One thing that did bother me was the plot line involving Ninka’s insistence on baptizing Alik (thanks to the babblings of an itinerant “healer” brought over from Russia to help a guy who had died by the time she arrived and now earning a sub rosa living with her folk remedies). I realize this is part of Ulitskaya’s “theology of inclusiveness” and desire to bring Christianity, Judaism, and Islam together, but it grates on me — I can’t help but think about how my late friend Allan would have hated it (he despised Jews for Jesus and suchlike). See the last paragraph of my animadversions on Doctor Zhivago for further grumpiness along those lines.
A bit of linguistic fun:
— Ребята, я не могу вам сказать спасибо, потому что таких спасиб не бывает.
“Guys, I can’t say thanks to you, because there is no such thank.”

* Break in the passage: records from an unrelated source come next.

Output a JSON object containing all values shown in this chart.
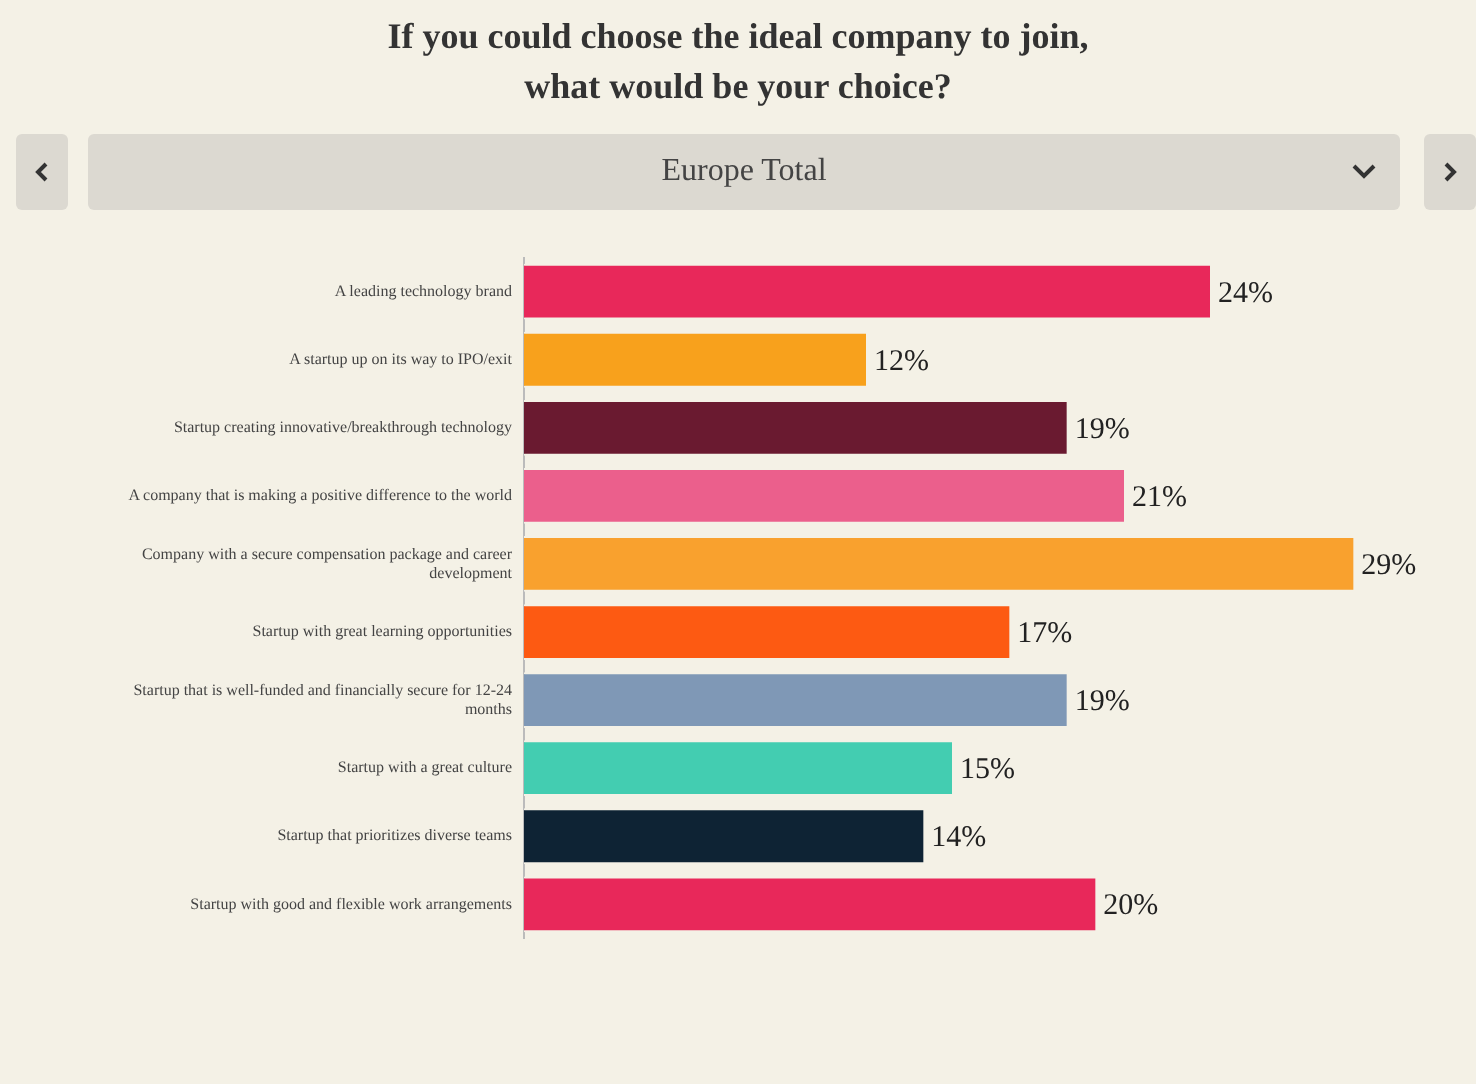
{
  "chart_data": {
    "type": "bar",
    "orientation": "horizontal",
    "title": "If you could choose the ideal company to join, what would be your choice?",
    "subtitle": "Europe Total",
    "categories": [
      "A leading technology brand",
      "A startup up on its way to IPO/exit",
      "Startup creating innovative/breakthrough technology",
      "A company that is making a positive difference to the world",
      "Company with a secure compensation package and career development",
      "Startup with great learning opportunities",
      "Startup that is well-funded and financially secure for 12-24 months",
      "Startup with a great culture",
      "Startup that prioritizes diverse teams",
      "Startup with good and flexible work arrangements"
    ],
    "values": [
      24,
      12,
      19,
      21,
      29,
      17,
      19,
      15,
      14,
      20
    ],
    "colors": [
      "#e8285a",
      "#f8a11c",
      "#6a1a30",
      "#eb5f8c",
      "#f9a12e",
      "#fd5a12",
      "#7f98b6",
      "#43cdb1",
      "#0e2334",
      "#e8285a"
    ],
    "value_labels": [
      "24%",
      "12%",
      "19%",
      "21%",
      "29%",
      "17%",
      "19%",
      "15%",
      "14%",
      "20%"
    ],
    "tick_labels": false,
    "legend": false
  }
}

(The original creates a nonexistent genitive plural to спасибо, treating it as a neuter noun rather than an indeclinable particle; Cathy Porter renders the sentence “My friends, I can’t thank you, because no such thanks exist,” which ignores the fun and gives an absurdly high-flown translation of “Ребята.”) And in the penultimate chapter there’s a passage on chastushki in which a sax player asks a Russian character what they are, and she says “Это русский кантри” [It’s Russian country music]. Gave me a chuckle.